Making such an evaluation is challenging, as it requires collecting data about information that can change over time and requires on-site validation. As mentioned in
Section 2, literature offers a great variety of approaches, but rarely do they rely on smartphones’ sensors only. Concerning the work carried by [
20], we improved the precision from area to street segment level, relying on a less populated dataset than the Google one.
In future works, we aim to implement the prediction of the segments’ parking availability level on the prototype smart-parking app. By relying on smartphones’ sensors only, users will collect data about parking, unparking, and cruising actions, which will be processed into segments’ history information and given to the PAC to predict parking availability.
10. Conclusions
The proposed work aimed to correctly classify the parking availability on a given road on a segment level.

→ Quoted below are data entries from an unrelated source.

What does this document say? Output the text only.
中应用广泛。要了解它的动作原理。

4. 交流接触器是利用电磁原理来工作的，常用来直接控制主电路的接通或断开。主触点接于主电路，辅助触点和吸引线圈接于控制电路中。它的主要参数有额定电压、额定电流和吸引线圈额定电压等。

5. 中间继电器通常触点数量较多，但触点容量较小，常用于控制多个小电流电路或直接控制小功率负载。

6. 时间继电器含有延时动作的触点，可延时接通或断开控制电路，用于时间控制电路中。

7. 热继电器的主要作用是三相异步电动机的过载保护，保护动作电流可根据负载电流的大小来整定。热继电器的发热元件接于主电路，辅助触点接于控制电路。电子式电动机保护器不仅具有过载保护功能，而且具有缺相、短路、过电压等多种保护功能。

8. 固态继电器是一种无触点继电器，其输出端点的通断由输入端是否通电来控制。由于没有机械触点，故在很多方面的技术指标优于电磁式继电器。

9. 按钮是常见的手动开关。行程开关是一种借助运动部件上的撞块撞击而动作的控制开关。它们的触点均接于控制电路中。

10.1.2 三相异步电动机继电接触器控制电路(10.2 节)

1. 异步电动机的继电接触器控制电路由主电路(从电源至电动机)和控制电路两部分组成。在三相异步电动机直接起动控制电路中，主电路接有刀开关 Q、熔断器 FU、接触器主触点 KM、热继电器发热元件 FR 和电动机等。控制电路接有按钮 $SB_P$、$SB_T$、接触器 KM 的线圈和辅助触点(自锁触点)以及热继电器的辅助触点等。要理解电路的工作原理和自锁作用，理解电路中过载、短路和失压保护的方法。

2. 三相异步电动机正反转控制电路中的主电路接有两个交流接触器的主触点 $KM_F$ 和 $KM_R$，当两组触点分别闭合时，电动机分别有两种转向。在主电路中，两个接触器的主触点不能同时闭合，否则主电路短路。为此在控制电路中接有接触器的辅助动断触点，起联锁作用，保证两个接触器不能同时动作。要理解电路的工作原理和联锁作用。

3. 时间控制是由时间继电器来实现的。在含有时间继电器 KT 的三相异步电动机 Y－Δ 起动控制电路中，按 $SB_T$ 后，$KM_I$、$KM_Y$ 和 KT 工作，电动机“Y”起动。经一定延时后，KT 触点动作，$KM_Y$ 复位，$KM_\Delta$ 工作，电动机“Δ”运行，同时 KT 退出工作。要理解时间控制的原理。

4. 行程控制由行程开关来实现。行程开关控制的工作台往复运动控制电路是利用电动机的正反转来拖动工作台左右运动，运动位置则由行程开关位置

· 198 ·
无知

First, using the CPS we developed, we generated a large amount of realistic data about cruising, parking, and unparking events in the San Giovanni city area of Rome.
Once sufficient data was generated, some preprocessing steps were applied to build a training dataset for the machine learning models. This phase included applying map-matching techniques to the collected trip data, identifying ten features, and a dataset containing 761 segment samples.
We trained four machine learning models to classify the availability of on-street parking for a given road segment. All models performed well both in the training and testing phases.
To further evaluate the four models, we generated simulated data about 61 segments of a different city area (San Lorenzo, Rome) that differs from San Giovanni as it is a smaller and more traffic-congested neighbor. The results achieved by the models in this test case were very high, reaching 97% accuracy for all the street segments where we collected 30 or more user actions.
As the four models obtained very high results, especially the RF and the ANN, we confirmed that it is possible to design a PAC based on data collectible by smartphones.
11. Ongoing Work
Our current and future research work is twofold. First, we developed a prototype smartphone application and we are going to collect a significant amount of actual data to test our models. We plan to run tests in other zones to evaluate the model scalability to the entire city and the portability to other urban areas without repeating the user behavior analysis.
Secondly, we will consider other factors that may further refine the simulations, making them even more realistic. Examples are traffic flow that traverses the area without looking for parking, weather conditions, and events that may alter the prediction of a weekday on particular occasions.